Dutch prosecutors announced Sunday they have launched a criminal investigation into five suspected Somali pirates for allegedly hijacking a South African yacht and plan to prosecute them in the Netherlands.
The five men, aged between 20 and 30 years, were being held on the navy ship Amsterdam, whose crew arrested them last month and were to be transported to the Netherlands later Sunday, the national prosecutor's office said in a statement.
The Yacht, Choizil, was hijacked off Tanzania's coast and later run aground by pirates on Nov. 7.
A South African husband and wife were taken to land and were being held hostage, but the skipper remained on board and was later picked up by the French navy.
It was not the first time the Dutch have launched a case against Somali piracy suspects. In June, five Somalis were convicted of attacking a Dutch Antilles-flagged cargo ship with automatic weapons and a rocket-propelled grenade, in the first piracy case to come to trial in Europe in modern times.
The men were all sentenced to five years for the 2009 attack, which was foiled by Danish marines.
Another 15 suspected pirates detained by the crew of the Amsterdam have been released because of a lack of evidence.
Prosecutors said they can put the Somalis on trial because piracy is a crime under international law.
"The five Somalis are being prosecuted because there is an allegation of a successful act of marine robbery with victims and there is enough evidence against the suspects," the statement said.
Germany started its first piracy trial in hundreds of years last month in Hamburg, with 10 Somali men accused of attacking a German container ship. The suspects also were captured by Dutch marines and extradited to Germany in June.
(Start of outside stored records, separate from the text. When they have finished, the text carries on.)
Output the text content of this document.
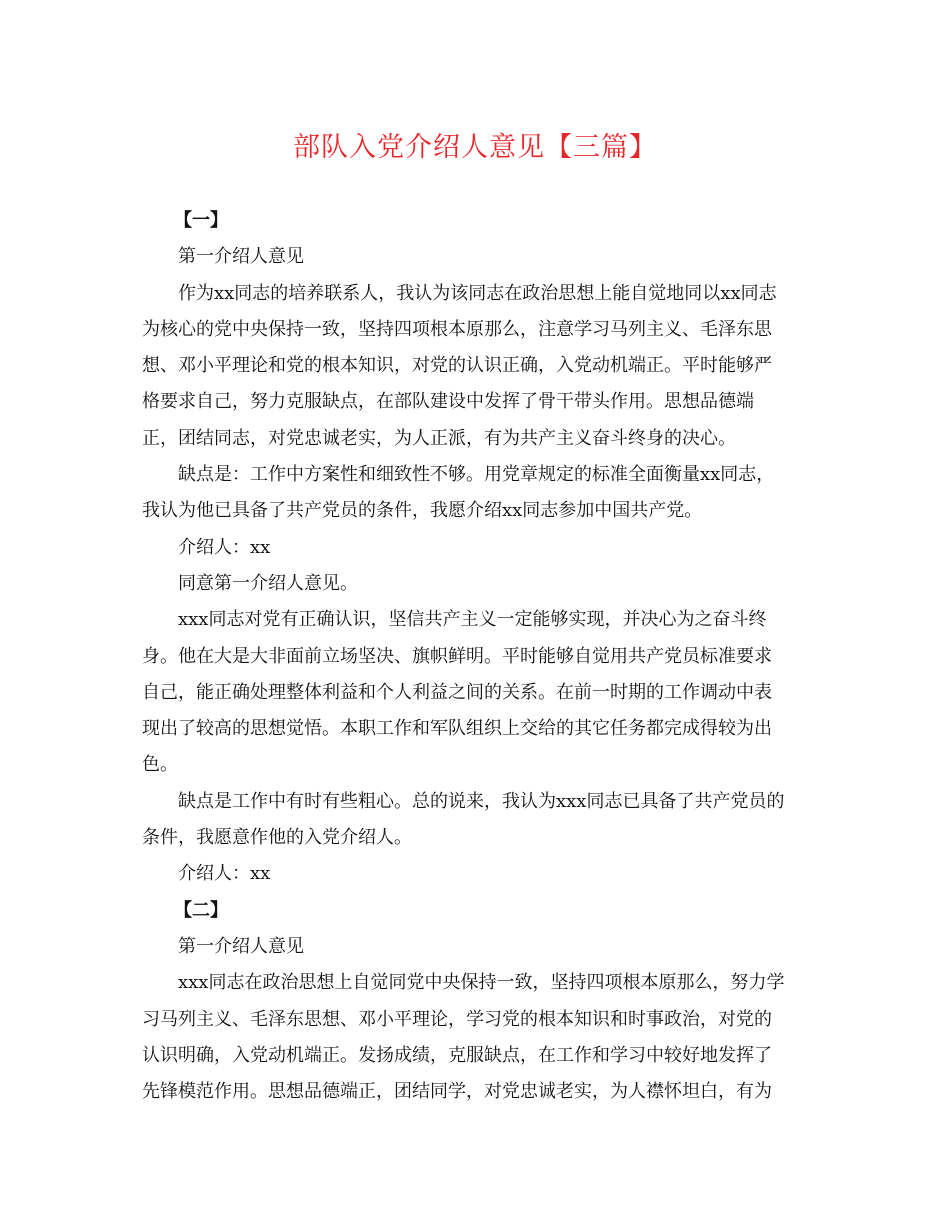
部队入党介绍人意见【三篇】

【一】

第一介绍人意见

作为xx同志的培养联系人，我认为该同志在政治思想上能自觉地同以xx同志

为核心的党中央保持一致，坚持四项根本原那么，注意学习马列主义、毛泽东思

想、邓小平理论和党的根本知识，对党的认识正确，入党动机端正。平时能够严

格要求自己，努力克服缺点，在部队建设中发挥了骨干带头作用。思想品德端

正，团结同志，对党忠诚老实，为人正派，有为共产主义奋斗终身的决心。

缺点是：工作中方案性和细致性不够。用党章规定的标准全面衡量xx同志，

我认为他已具备了共产党员的条件，我愿介绍xx同志参加中国共产党。

介绍人：xx

同意第一介绍人意见。

xxx同志对党有正确认识，坚信共产主义一定能够实现，并决心为之奋斗终

身。他在大是大非面前立场坚决、旗帜鲜明。平时能够自觉用共产党员标准要求

自己，能正确处理整体利益和个人利益之间的关系。在前一时期的工作调动中表

现出了较高的思想觉悟。本职工作和军队组织上交给的其它任务都完成得较为出

色。

缺点是工作中有时有些粗心。总的说来，我认为xxx同志已具备了共产党员的

条件，我愿意作他的入党介绍人。

介绍人：xx

【二】

第一介绍人意见

xxx同志在政治思想上自觉同党中央保持一致，坚持四项根本原那么，努力学

习马列主义、毛泽东思想、邓小平理论，学习党的根本知识和时事政治，对党的

认识明确，入党动机端正。发扬成绩，克服缺点，在工作和学习中较好地发挥了

先锋模范作用。思想品德端正，团结同学，对党忠诚老实，为人襟怀坦白，有为
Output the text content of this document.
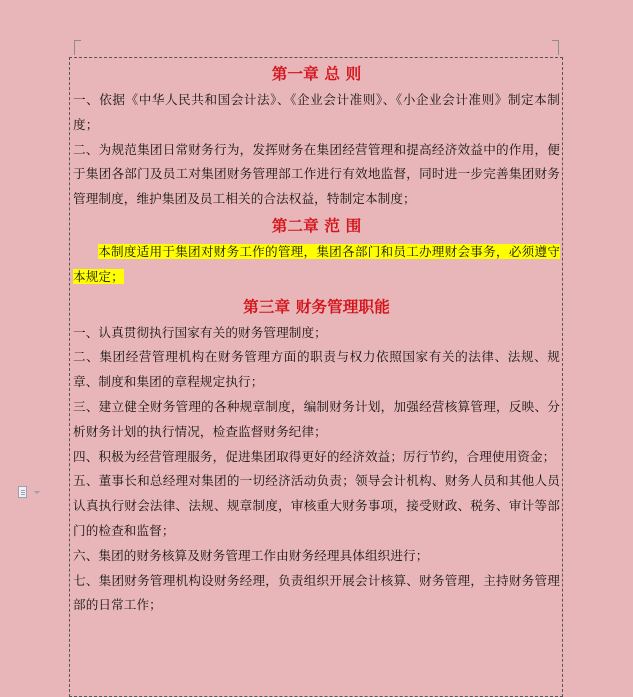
第一章 总 则

一、依据《中华人民共和国会计法》、《企业会计准则》、《小企业会计准则》制定本制度；

二、为规范集团日常财务行为，发挥财务在集团经营管理和提高经济效益中的作用，便于集团各部门及员工对集团财务管理部工作进行有效地监督，同时进一步完善集团财务管理制度，维护集团及员工相关的合法权益，特制定本制度；

第二章 范 围

本制度适用于集团对财务工作的管理，集团各部门和员工办理财会事务，必须遵守本规定；

第三章 财务管理职能

一、认真贯彻执行国家有关的财务管理制度；

二、集团经营管理机构在财务管理方面的职责与权力依照国家有关的法律、法规、规章、制度和集团的章程规定执行；

三、建立健全财务管理的各种规章制度，编制财务计划，加强经营核算管理，反映、分析财务计划的执行情况，检查监督财务纪律；

四、积极为经营管理服务，促进集团取得更好的经济效益；厉行节约，合理使用资金；

五、董事长和总经理对集团的一切经济活动负责；领导会计机构、财务人员和其他人员认真执行财会法律、法规、规章制度，审核重大财务事项，接受财政、税务、审计等部门的检查和监督；

六、集团的财务核算及财务管理工作由财务经理具体组织进行；

七、集团财务管理机构设财务经理，负责组织开展会计核算、财务管理，主持财务管理部的日常工作；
International efforts to have pirates tried in Africa faltered in November when a judge in Kenya's second-highest court said the country does not have jurisdiction to try pirates if attacks have taken place outside its waters.
Kenya is holding 123 piracy suspects for trial. Another 18 suspects have been convicted and sentenced in Kenya, according to the U.N. Office on Drugs and Crime.
The international community has depended on countries like Kenya and the Seychelles to prosecute pirates who attack off East Africa, in a lucrative crime wave that has flourished in recent years in the absence of stable government in Somalia.